“I couldn’t stop thinking about Jewish coins,” Xu Long says. But he means it in a good way!
Frequently, Chinese culture’s infatuation with the Jews as an industrious, successful people—along with China and Israel’s burgeoning bilateral relationship—can seem suspiciously like the sort of philo-Semitism that, as books critic Adam Kirsch argued last week, shares with anti-Semitism “an unhealthy interest in Jews and an unreal notion of who and what Jews are.” But Xu Long seems different. Yes, this Chinese chef remarks, “I had never met a Jew before. I just knew they were smart and Marx was Jewish.” But Xu has the goods to back up his obsession with Jewish money, and more specifically, with Jewish and Israeli coins: He has published a nearly 600-page volume called Money of Ancient Judea and Israel, and, according to the president of the Israel Numismatic Society (numismatics!), “I don’t think in any other language there’s such a large book as his.”
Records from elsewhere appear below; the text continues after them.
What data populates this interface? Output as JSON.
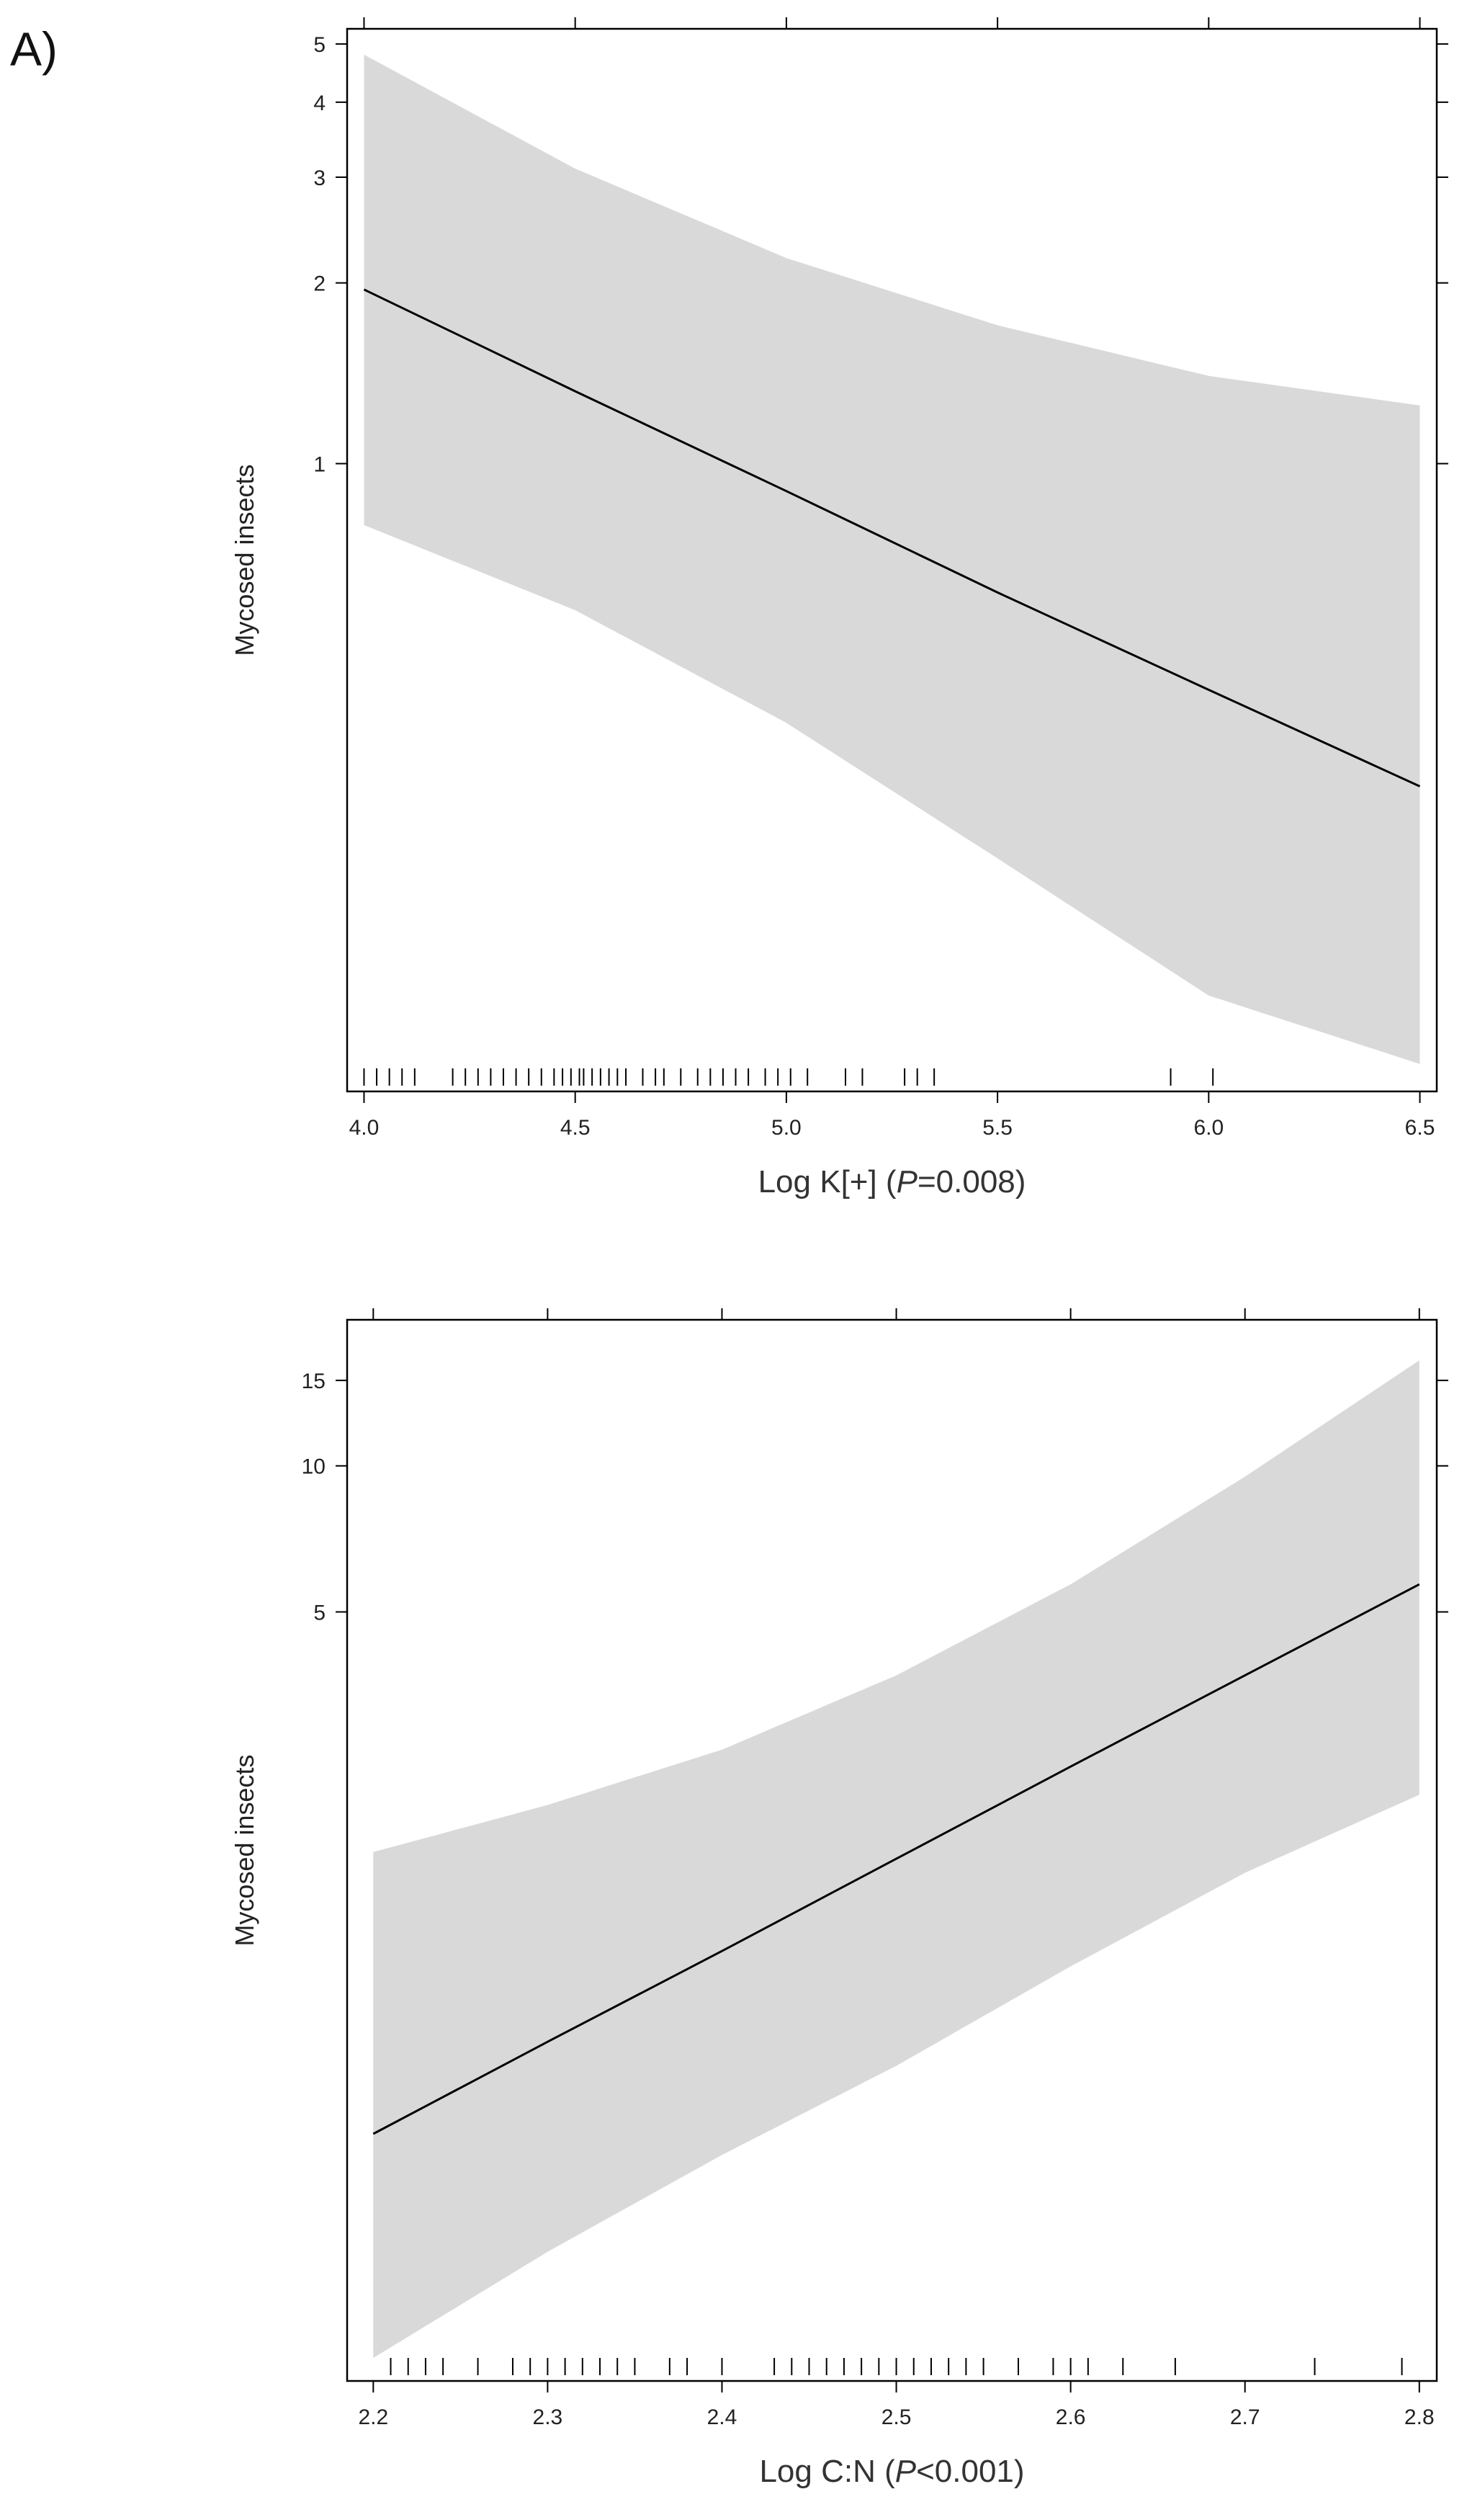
{
  "figure": {
    "panel_label": "A)"
  },
  "chart_data": [
    {
      "type": "line",
      "title": "",
      "xlabel": "Log K[+]",
      "xlabel_stat": "P",
      "xlabel_value": "=0.008",
      "ylabel": "Mycosed insects",
      "y_scale": "log",
      "xlim": [
        3.96,
        6.54
      ],
      "ylim": [
        0.09,
        5.3
      ],
      "x_ticks": [
        4.0,
        4.5,
        5.0,
        5.5,
        6.0,
        6.5
      ],
      "x_tick_labels": [
        "4.0",
        "4.5",
        "5.0",
        "5.5",
        "6.0",
        "6.5"
      ],
      "y_ticks": [
        1,
        2,
        3,
        4,
        5
      ],
      "y_tick_labels": [
        "1",
        "2",
        "3",
        "4",
        "5"
      ],
      "grid": false,
      "series": [
        {
          "role": "fit",
          "x": [
            4.0,
            4.5,
            5.0,
            5.5,
            6.0,
            6.5
          ],
          "y": [
            1.95,
            1.32,
            0.9,
            0.61,
            0.42,
            0.29
          ]
        },
        {
          "role": "ci-upper",
          "x": [
            4.0,
            4.5,
            5.0,
            5.5,
            6.0,
            6.5
          ],
          "y": [
            4.8,
            3.1,
            2.2,
            1.7,
            1.4,
            1.25
          ]
        },
        {
          "role": "ci-lower",
          "x": [
            4.0,
            4.5,
            5.0,
            5.5,
            6.0,
            6.5
          ],
          "y": [
            0.79,
            0.57,
            0.37,
            0.22,
            0.13,
            0.1
          ]
        }
      ],
      "rug": [
        4.0,
        4.03,
        4.06,
        4.09,
        4.12,
        4.21,
        4.24,
        4.27,
        4.3,
        4.33,
        4.36,
        4.39,
        4.42,
        4.45,
        4.47,
        4.49,
        4.51,
        4.52,
        4.54,
        4.56,
        4.58,
        4.6,
        4.62,
        4.66,
        4.69,
        4.71,
        4.75,
        4.79,
        4.82,
        4.85,
        4.88,
        4.91,
        4.95,
        4.98,
        5.01,
        5.05,
        5.14,
        5.18,
        5.28,
        5.31,
        5.35,
        5.91,
        6.01
      ]
    },
    {
      "type": "line",
      "title": "",
      "xlabel": "Log C:N",
      "xlabel_stat": "P",
      "xlabel_value": "<0.001",
      "ylabel": "Mycosed insects",
      "y_scale": "log",
      "xlim": [
        2.185,
        2.81
      ],
      "ylim": [
        0.13,
        20
      ],
      "x_ticks": [
        2.2,
        2.3,
        2.4,
        2.5,
        2.6,
        2.7,
        2.8
      ],
      "x_tick_labels": [
        "2.2",
        "2.3",
        "2.4",
        "2.5",
        "2.6",
        "2.7",
        "2.8"
      ],
      "y_ticks": [
        5,
        10,
        15
      ],
      "y_tick_labels": [
        "5",
        "10",
        "15"
      ],
      "grid": false,
      "series": [
        {
          "role": "fit",
          "x": [
            2.2,
            2.3,
            2.4,
            2.5,
            2.6,
            2.7,
            2.8
          ],
          "y": [
            0.42,
            0.65,
            1.0,
            1.55,
            2.4,
            3.7,
            5.7
          ]
        },
        {
          "role": "ci-upper",
          "x": [
            2.2,
            2.3,
            2.4,
            2.5,
            2.6,
            2.7,
            2.8
          ],
          "y": [
            1.6,
            2.0,
            2.6,
            3.7,
            5.7,
            9.5,
            16.5
          ]
        },
        {
          "role": "ci-lower",
          "x": [
            2.2,
            2.3,
            2.4,
            2.5,
            2.6,
            2.7,
            2.8
          ],
          "y": [
            0.145,
            0.24,
            0.38,
            0.58,
            0.93,
            1.45,
            2.1
          ]
        }
      ],
      "rug": [
        2.21,
        2.22,
        2.23,
        2.24,
        2.26,
        2.28,
        2.29,
        2.3,
        2.31,
        2.32,
        2.33,
        2.34,
        2.35,
        2.37,
        2.38,
        2.4,
        2.43,
        2.44,
        2.45,
        2.46,
        2.47,
        2.48,
        2.49,
        2.5,
        2.51,
        2.52,
        2.53,
        2.54,
        2.55,
        2.57,
        2.59,
        2.6,
        2.61,
        2.63,
        2.66,
        2.74,
        2.79
      ]
    }
  ]
}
Xu’s obsession with coins generally derives from being the chef in charge of Western cuisine at the Great Hall of the People, essentially China’s Capitol, and foreign service bureaucrats’ giving him spare change in currency from around the world. Wanting, meanwhile, to study French, he found a language partner in a French-Israeli medical student who gave him a few shekels. “Once he learned more about Jewish history,” the Los Angeles Times reports, “Xu felt a deep connection and saw many similarities with his own culture, drawing connections between two ancient societies that have kept traditions alive for more than 5,000 years.” Plus, y’know, Marx.